KARIN KOMSPÖATRİS DERLER DİYE İŞİME GİDEMİYORUM
Murat Cengiz, kamyon şoförlüğü yapmış daha önce. Ama şimdilerde ‘Karın konsomatrismiş’ derler diye çekinip iş bakmaya gidemiyor nakliyeciler sitesine. Evlerinin yakınında açtıkları dükkan, şimdi kapalı. Polislerden şikayetçi olduktan sonra bir ihbar üzerine “kaçak sigara satıyorsun” bahanesiyle aranmış ve bir şey bulunmamış. “Ama dükkan açık olduğunda bir komplo olur diye kapatmak zorunda kaldık” diye anlatıyor Murat Cengiz.
Konsomatris olsam ‘Dayağı hak etmiş’ mi diyecekler!
“Polisler bize leke vurmak için konsomatris diye iftira attılar” diyen Fevziye Cengiz, garson kartı olduğunu, garsonlukla konsomatrisliğin ilgisi olmadığını vurguluyor ısrarla ve ekliyor: “Damadım, kızlarım, eşim çalıştığım yere geldiler hep. Öyle olsa izin verir miydim? Ne fark eder gerçi? Konsomatris olsa bu dayağı hak etmiş mi diyecekler?”

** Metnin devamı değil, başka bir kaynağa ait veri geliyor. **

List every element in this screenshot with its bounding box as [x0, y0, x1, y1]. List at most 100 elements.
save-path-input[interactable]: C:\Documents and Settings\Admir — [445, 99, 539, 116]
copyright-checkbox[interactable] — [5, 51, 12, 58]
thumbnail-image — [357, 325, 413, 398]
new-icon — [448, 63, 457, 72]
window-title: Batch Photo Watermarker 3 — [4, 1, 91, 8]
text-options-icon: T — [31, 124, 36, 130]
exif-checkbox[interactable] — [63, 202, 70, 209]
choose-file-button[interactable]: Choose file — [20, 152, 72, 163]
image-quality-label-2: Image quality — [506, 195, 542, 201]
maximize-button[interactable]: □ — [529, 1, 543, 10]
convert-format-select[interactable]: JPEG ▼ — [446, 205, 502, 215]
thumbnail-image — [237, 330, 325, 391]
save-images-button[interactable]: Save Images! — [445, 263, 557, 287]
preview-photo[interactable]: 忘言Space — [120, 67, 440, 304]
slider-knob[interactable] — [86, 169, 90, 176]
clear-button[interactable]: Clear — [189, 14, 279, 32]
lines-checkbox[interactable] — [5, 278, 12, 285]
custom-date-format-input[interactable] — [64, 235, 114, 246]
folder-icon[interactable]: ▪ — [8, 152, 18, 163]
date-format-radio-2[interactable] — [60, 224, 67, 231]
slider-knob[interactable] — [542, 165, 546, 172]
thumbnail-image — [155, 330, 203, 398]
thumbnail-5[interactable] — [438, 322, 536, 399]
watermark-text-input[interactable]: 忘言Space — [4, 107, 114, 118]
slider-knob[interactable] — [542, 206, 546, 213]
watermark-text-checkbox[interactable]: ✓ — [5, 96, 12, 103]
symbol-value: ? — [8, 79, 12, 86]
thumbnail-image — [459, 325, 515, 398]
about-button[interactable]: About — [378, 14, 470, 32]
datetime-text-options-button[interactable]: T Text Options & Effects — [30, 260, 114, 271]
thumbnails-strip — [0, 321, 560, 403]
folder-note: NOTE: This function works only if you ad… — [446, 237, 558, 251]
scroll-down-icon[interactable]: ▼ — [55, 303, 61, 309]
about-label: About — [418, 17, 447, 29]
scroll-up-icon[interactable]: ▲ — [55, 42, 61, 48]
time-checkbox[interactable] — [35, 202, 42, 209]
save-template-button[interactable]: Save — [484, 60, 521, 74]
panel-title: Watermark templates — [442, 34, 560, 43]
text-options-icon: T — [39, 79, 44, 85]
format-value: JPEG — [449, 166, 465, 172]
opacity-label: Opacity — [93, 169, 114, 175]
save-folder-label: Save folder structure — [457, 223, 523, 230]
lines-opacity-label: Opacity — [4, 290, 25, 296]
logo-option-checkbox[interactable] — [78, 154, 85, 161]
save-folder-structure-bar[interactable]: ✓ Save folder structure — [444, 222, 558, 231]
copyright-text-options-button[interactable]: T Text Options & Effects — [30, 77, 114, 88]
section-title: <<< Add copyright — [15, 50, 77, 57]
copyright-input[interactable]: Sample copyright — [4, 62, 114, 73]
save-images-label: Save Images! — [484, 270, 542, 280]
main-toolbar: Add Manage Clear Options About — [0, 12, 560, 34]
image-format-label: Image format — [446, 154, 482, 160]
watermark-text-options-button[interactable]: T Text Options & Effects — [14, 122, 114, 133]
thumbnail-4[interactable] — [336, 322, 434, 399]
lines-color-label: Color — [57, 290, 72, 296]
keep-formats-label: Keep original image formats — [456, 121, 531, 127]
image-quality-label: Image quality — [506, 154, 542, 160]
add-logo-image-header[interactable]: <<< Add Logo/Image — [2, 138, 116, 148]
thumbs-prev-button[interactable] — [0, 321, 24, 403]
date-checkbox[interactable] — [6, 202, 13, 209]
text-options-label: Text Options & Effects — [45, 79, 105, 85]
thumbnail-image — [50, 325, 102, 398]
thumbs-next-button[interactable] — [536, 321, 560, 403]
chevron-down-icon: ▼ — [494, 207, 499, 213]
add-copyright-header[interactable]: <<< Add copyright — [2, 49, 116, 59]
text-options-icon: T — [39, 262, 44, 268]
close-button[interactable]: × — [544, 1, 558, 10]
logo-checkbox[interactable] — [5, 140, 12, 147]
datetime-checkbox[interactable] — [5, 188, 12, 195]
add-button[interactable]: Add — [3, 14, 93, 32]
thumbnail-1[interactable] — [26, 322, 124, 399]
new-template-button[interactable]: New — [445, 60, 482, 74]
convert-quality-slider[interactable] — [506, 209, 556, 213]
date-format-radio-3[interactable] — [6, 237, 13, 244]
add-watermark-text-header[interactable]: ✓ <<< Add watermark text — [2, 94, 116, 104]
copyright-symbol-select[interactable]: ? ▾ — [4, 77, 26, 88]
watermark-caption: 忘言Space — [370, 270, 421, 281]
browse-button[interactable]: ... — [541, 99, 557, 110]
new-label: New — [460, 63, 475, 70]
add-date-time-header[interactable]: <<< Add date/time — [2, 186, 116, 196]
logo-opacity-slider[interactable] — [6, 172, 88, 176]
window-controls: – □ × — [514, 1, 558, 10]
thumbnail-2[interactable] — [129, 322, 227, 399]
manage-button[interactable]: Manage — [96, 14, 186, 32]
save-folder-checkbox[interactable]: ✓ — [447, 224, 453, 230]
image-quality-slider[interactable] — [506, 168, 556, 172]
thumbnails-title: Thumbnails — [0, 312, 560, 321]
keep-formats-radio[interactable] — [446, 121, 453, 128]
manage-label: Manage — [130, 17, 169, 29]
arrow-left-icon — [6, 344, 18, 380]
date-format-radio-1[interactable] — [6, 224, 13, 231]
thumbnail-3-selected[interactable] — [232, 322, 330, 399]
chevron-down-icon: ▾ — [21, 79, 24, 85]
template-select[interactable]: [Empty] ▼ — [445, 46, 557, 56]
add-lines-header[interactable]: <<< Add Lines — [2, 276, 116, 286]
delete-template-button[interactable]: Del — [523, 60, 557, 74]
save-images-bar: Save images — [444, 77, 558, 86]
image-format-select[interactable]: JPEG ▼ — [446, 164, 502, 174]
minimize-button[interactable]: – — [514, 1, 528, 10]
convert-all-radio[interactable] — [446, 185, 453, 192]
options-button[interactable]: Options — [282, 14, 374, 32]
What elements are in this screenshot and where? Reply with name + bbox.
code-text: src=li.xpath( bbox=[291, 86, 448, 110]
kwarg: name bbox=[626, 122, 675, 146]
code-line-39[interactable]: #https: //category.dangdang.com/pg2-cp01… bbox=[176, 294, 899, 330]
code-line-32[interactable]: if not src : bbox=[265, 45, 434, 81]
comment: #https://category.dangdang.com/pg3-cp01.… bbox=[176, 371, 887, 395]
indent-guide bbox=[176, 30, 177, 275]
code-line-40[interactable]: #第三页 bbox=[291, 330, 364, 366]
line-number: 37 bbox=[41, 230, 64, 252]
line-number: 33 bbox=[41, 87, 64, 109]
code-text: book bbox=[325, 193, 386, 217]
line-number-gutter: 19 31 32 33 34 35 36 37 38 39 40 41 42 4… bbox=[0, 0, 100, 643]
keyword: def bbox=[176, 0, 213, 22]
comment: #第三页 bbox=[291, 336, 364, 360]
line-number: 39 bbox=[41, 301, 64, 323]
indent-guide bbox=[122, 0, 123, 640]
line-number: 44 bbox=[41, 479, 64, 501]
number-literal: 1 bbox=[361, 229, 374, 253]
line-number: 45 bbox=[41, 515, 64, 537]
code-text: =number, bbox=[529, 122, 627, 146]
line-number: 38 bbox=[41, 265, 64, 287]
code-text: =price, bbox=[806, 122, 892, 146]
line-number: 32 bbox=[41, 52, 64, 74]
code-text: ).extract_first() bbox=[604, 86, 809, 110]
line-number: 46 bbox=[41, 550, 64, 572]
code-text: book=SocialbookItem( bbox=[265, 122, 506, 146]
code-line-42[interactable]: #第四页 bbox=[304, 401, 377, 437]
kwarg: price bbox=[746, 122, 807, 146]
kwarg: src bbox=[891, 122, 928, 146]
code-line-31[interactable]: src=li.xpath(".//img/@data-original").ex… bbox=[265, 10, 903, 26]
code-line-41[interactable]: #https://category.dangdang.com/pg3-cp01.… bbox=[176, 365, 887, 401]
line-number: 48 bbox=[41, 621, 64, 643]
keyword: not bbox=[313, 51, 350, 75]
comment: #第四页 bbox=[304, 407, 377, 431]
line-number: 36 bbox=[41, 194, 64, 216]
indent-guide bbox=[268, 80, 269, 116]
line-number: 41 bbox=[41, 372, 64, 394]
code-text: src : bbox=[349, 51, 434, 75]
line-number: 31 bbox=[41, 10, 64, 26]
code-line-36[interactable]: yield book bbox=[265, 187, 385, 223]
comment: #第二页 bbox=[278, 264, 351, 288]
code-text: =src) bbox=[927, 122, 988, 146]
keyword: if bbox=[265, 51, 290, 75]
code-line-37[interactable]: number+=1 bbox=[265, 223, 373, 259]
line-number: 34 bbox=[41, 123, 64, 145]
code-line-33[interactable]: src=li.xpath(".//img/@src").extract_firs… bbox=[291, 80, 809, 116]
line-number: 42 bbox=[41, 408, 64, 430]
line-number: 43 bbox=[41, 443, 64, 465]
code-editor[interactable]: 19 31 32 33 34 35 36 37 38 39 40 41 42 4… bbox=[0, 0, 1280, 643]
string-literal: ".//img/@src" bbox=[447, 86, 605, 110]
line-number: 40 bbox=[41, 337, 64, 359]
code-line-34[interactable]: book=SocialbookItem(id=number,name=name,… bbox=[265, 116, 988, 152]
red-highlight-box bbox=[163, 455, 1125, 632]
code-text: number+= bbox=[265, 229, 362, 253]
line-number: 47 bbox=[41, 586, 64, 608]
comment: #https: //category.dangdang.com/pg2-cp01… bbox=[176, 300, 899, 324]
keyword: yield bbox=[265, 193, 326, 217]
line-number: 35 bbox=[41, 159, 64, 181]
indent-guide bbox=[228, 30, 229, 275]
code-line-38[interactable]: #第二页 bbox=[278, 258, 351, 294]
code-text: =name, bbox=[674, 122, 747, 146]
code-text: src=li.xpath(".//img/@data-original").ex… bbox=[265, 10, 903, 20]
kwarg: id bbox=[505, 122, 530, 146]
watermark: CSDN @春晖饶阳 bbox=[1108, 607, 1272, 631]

POLİSLERİ SEVERDİM AMA ŞİMDİ ÖDÜM KOPUYOR
“Bu olaydan önce polisleri severdim. Çocuklarım da çok severdi. Eskiden polislerin yanına giden kızım şimdi pencereden polis otosunun geçtiğini görünce korkup içeri kaçıyor. Adaletin yerini bulmadığına çok kızdım. Ben adalete çok güvenirdim. Şimdi bir şey olsa nasıl polise gideceğim? Beni suçlu diye mahkemeye çıkardılar. Orada sanık sandalyesinde oturmak çok ağrıma gitti. Ne olursa olsun adalet yerini bulsun diye düşünüyorum hep.”.
BİR TORBA İLAÇ KULLANIYOR
Fevziye Cengiz olayın ardından bir torba ilaç kullanmaya başlamış. “Psikolojik destekle ayakta durabiliyorum. Türkiye İnsan Hakları Vakfı’nda epikriz değerlendirme görüşmeleri yapıyorum. Dışarı çıkarken, mahkemeye giderken ilaç alıyorum. Geceleri kabus görüyorum. Hep boğazımı sıktıklarını görüyorum. O an içeri girip beni alacaklar sanıyorum“ diyor.
KARAKOLDA DAYAK MECLİS'TE
Kadın Erkek Fırsat Eşitliği Komisyonu Başkanı Gönül ile PTT Genel Müdürü Tural, “Daha adil bir dünya için yanımda ol” kampanyası çerçevesinde “Biz de varız” bildirisini imzaladı. Gönül, Vatan’ın gündeme getirdiği karakolda dayak olayının herkesi yaraladığını ifade ederek, yürütülen soruşturmalar ve incelemelerin takipçisi olacaklarını söyledi: “Bu şiddeti, uygulayan polislerin hiçbir mazereti veya itirazı mazur gösteremez. Polislere verilen eğitim sonrasında böyle bir olayın yaşanması, bu konuda hassasiyetin daha da fazla olması gerektiğini ortaya koydu. Olayın ortaya çıkmasından sonra İzmir Valiliği, emniyet müdürlüğü, İçişleri Bakanlığı’nın gösterdiği reaksiyon; sadece kadına yönelik değil, cinsiyet, dil, din ırk ayırt etmeksizin tüm insanlara yönelik insani olmayan müdahalelerin kabul edilmediğinin ve bu hak ihlallerine sıfır tolerans gösterileceğinin önemli bir göstergesi.”